The Rarámuri form the largest, and perhaps the most studied, indigenous group in the Sierra Tarahumara. It is the best known to tourists who invariably will encounter the Rarámuri when crossing the Sierra Tarahumara from Chihuahua City to Los Mochis, Sinaloa via the famous and very scenic route of the Chihuahua-al-Pacífico railroad. The Rarámuri are known to the outside world because of their legendary running stamina and their kickball game, which involves moving a wooden ball with their feet along a set course (Pennington 1981). They are a seasonally nomadic people that cultivate crops, such as maize and squash, and raise goats and sheep for sustenance. They spend the warm weather months in the highlands, on top of the canyons, and descend to the bottom of canyons, such as the famous Copper Canyon, during the winter months (See Figure 2). González Rodríguez (1982) and other scholars of the Sierra Tarahumara indicate that the Rarámuri shun contact with outsiders and prefer not to leave their familiar surroundings, although physical encroachment on their lands and hunger has driven some to migrate to urban areas in search of charity. This charity or “Korima,” as it is known in the Rarámuri tongue, is an acceptable form of subsistence in hard times.

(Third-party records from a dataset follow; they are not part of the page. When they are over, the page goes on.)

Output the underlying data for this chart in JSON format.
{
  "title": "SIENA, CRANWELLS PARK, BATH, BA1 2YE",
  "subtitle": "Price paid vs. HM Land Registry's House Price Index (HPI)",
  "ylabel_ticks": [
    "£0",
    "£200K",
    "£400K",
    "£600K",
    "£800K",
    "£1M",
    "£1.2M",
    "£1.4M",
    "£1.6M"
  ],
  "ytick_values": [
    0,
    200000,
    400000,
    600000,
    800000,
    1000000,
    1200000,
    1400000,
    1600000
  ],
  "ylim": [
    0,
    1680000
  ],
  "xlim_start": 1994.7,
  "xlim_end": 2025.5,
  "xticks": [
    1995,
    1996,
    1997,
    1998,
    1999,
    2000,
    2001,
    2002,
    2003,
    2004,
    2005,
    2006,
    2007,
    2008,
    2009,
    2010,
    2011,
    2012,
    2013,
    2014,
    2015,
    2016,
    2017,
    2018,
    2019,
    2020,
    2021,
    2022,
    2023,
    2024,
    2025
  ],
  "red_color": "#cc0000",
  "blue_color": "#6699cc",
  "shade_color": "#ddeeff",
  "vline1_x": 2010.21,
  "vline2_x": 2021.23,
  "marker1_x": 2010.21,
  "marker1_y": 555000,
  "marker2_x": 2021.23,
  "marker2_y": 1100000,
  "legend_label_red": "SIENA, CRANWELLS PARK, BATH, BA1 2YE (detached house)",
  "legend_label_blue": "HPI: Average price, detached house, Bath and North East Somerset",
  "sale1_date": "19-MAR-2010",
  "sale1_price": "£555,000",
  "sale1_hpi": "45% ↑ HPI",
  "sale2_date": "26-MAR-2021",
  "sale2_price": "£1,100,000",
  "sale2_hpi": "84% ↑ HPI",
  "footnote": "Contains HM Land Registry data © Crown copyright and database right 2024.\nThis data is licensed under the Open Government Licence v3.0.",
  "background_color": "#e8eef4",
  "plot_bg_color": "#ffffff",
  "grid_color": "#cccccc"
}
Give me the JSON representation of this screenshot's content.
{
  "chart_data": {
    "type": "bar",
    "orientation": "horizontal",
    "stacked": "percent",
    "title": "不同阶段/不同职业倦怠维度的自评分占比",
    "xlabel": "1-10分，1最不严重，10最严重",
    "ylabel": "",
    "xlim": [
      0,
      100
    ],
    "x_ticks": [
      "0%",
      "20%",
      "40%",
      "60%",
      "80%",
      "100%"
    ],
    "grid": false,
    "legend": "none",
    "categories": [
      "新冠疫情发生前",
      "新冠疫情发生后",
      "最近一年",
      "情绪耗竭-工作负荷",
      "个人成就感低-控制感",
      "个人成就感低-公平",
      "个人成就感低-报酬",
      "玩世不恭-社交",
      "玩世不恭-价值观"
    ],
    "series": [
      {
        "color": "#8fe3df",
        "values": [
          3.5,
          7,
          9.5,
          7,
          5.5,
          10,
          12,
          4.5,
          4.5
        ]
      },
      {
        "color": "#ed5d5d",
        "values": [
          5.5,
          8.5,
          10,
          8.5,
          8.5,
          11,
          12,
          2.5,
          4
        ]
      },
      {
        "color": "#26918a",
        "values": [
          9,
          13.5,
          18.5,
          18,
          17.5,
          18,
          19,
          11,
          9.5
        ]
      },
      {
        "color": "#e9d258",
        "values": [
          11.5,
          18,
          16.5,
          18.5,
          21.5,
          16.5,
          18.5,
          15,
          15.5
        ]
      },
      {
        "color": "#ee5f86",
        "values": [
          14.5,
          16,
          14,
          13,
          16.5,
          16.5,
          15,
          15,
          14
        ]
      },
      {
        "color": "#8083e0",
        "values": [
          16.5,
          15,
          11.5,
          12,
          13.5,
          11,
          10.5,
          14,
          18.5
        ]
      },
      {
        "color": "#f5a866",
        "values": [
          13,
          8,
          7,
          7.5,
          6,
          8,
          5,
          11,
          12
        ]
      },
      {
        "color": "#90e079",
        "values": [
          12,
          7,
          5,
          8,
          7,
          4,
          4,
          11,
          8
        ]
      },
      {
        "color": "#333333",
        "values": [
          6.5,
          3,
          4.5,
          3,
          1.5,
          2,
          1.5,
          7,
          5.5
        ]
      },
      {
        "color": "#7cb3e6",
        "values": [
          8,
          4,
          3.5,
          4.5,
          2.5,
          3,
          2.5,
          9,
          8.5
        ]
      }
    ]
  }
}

Missions and churches, some of which date to 1607, dot some parts of the Sierra Tarahumara, reflecting the presence of Catholicism (Bennett and Zingg 1986). The Rarámuri reside in individual dwellings—sometimes in caves during the winter—located in small settlements (rancherías), many of which are linked politically and socially to a town with a church or mission, although many are quite distant from settlements and somewhat inaccessible (González et al. 1994). Their social, work, and religious calendars are closely associated with festivals and ceremonies. This group, which constitutes a large portion of the region’s indigenous population, is the primary audience of Radio XETAR.